Confidential, Fairfax, VA
Software Engineer
Responsibilities:
- Migrating Oracle Exadata to cloud platform (SnowFlake Computing) using AWS as a Data Lake
- Responsible for cloud application architecture design and deployment
- Defined the architecture for the data migration to AWS cloud and Snowflake database.
- Defined the Spark based application for tokenization of Sensitive data before migrating to cloud.
- Developed utility to CDC in ETL ( Ability to Identify Inserts and updated records and load type-2 dimensions)
- Developed utility to CDC in ETL ( Ability to load snapshot, fact and transaction tables)
- Responsible for design/development activities which may include leading, participating, or supporting concept, planning, design and execution stages, including
- Building ETL pipelines for continuous data load into SnowFlake cloud data warehouse.
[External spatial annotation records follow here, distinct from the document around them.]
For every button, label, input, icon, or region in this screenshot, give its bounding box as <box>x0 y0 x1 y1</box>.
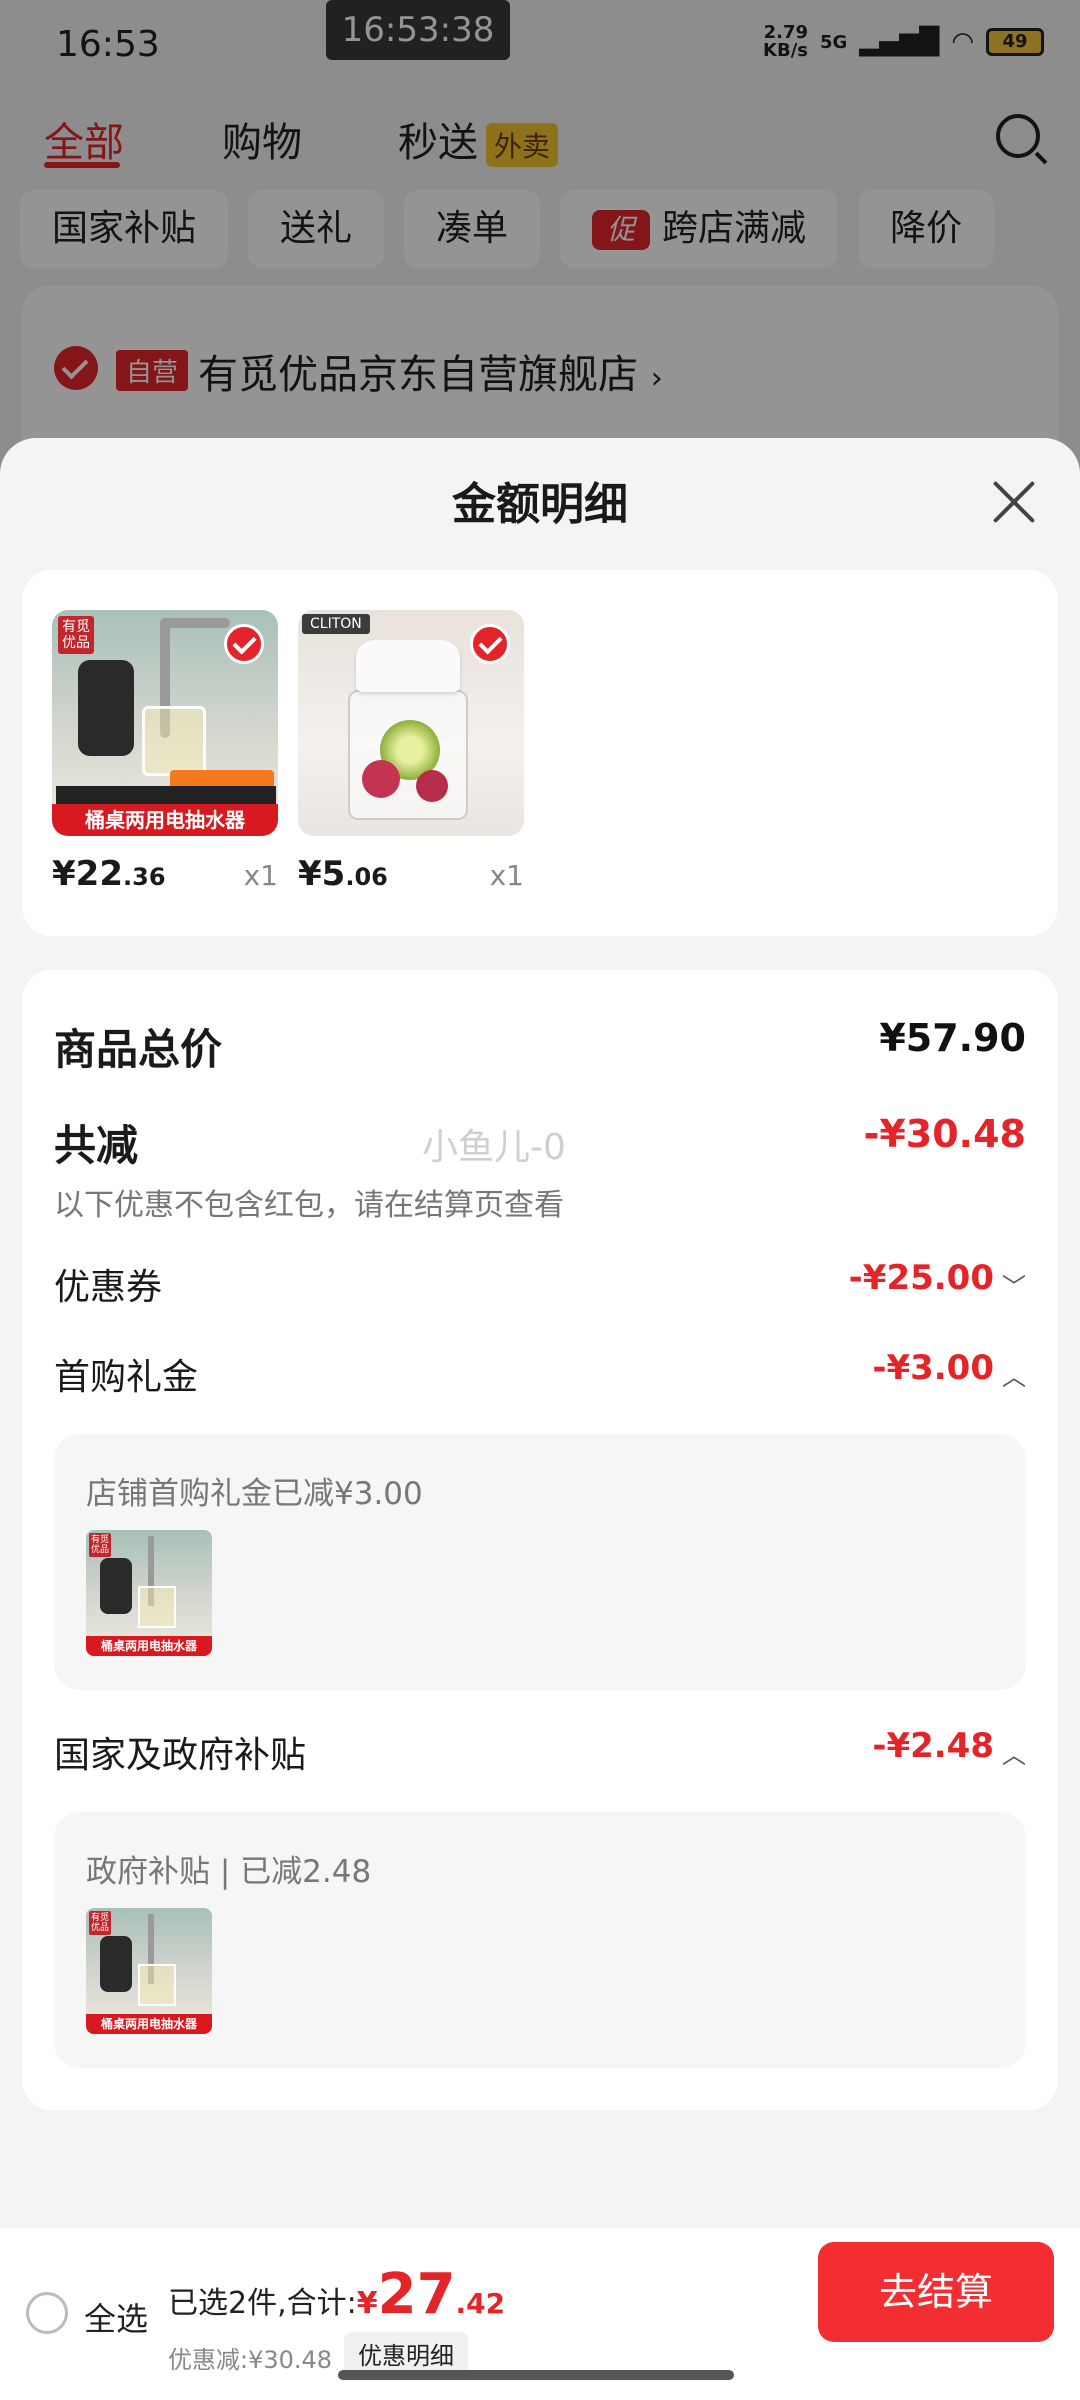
price-breakdown-card: 商品总价 ¥57.90 共减 -¥30.48 小鱼儿-0 以下优惠不包含红包，请… <box>22 970 1058 2110</box>
currency: ¥ <box>298 854 322 894</box>
total-currency: ¥ <box>356 2286 378 2321</box>
government-subsidy-row[interactable]: 国家及政府补贴 -¥2.48 ︿ <box>54 1726 1026 1776</box>
coupon-value: -¥25.00 <box>848 1258 994 1298</box>
amount-detail-sheet: 金额明细 有觅 优品 桶桌两用电抽水器 ¥22.36 x1 CLITON ¥5.… <box>0 438 1080 2400</box>
gift-detail-box: 店铺首购礼金已减¥3.00 有觅 优品 桶桌两用电抽水器 <box>54 1434 1026 1690</box>
subsidy-detail-text: 政府补贴 | 已减2.48 <box>86 1854 372 1890</box>
water-dispenser-product-image: 有觅 优品 桶桌两用电抽水器 <box>52 610 278 836</box>
product-item[interactable]: CLITON ¥5.06 x1 <box>298 610 524 894</box>
total-price-value: ¥57.90 <box>879 1016 1026 1060</box>
product-price: ¥22.36 <box>52 854 166 894</box>
discount-label: 共减 <box>54 1121 139 1170</box>
chevron-up-icon[interactable]: ︿ <box>1002 1357 1026 1392</box>
selected-check-icon <box>470 624 510 664</box>
subsidy-value-group: -¥2.48 ︿ <box>872 1726 1026 1770</box>
chevron-down-icon[interactable]: ﹀ <box>1002 1267 1026 1302</box>
select-all-label[interactable]: 全选 <box>84 2294 148 2340</box>
fruit-jar-product-image: CLITON <box>298 610 524 836</box>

- Developing scripts using Python programming language, SnowSQL to migrate the data into cloud
- Working on existing Data Integration projects to load the data into Netezza as well as loading into Hive as foundation layer
- Developing ETL jobs to integrate data from multiple sources and loading into NZ warehouse for BI & reporting Analytics.
- Working on Data Sharing and Data Security
- Collaborate with Product Management in defining the product vision and guiding teams on planning, designing and building software.
- Worked on defining the strategy for data ingestion into the S3 lake and used Hive for defining the consumption of the data.
Confidential, Raleigh,NC
ETL Developer
Responsibilities:
- Defined projects, environment variables, user groups and privileges and set up different environments (Dev/QA/Prod). Created master controlling sequencer jobs using the Data Stage Job Sequencer.
- Extensively used the CDC ( Change Data Capture ) stage to implement the slowly changing Dimensional and Fact tables.
- Designed the complete 3NF and End State ETL architecture and developed around 150 jobs, routines and sequences on Datastage 8.1 platform for the end to end extraction, transformation and load process meeting aggressive deadlines.
- Extensively used Datastage components Dataset, Sort, Transformer, Modify, Lookup, Join, Merge, Oracle Enterprise stage & Change Data Capture and Slowly changing dimensions.
- DataStage job design, development & debugging to populate data warehouse which is used for ad - hoc reporting.
- Preparation of interface design and mapping.
- Unit and System Integration testing.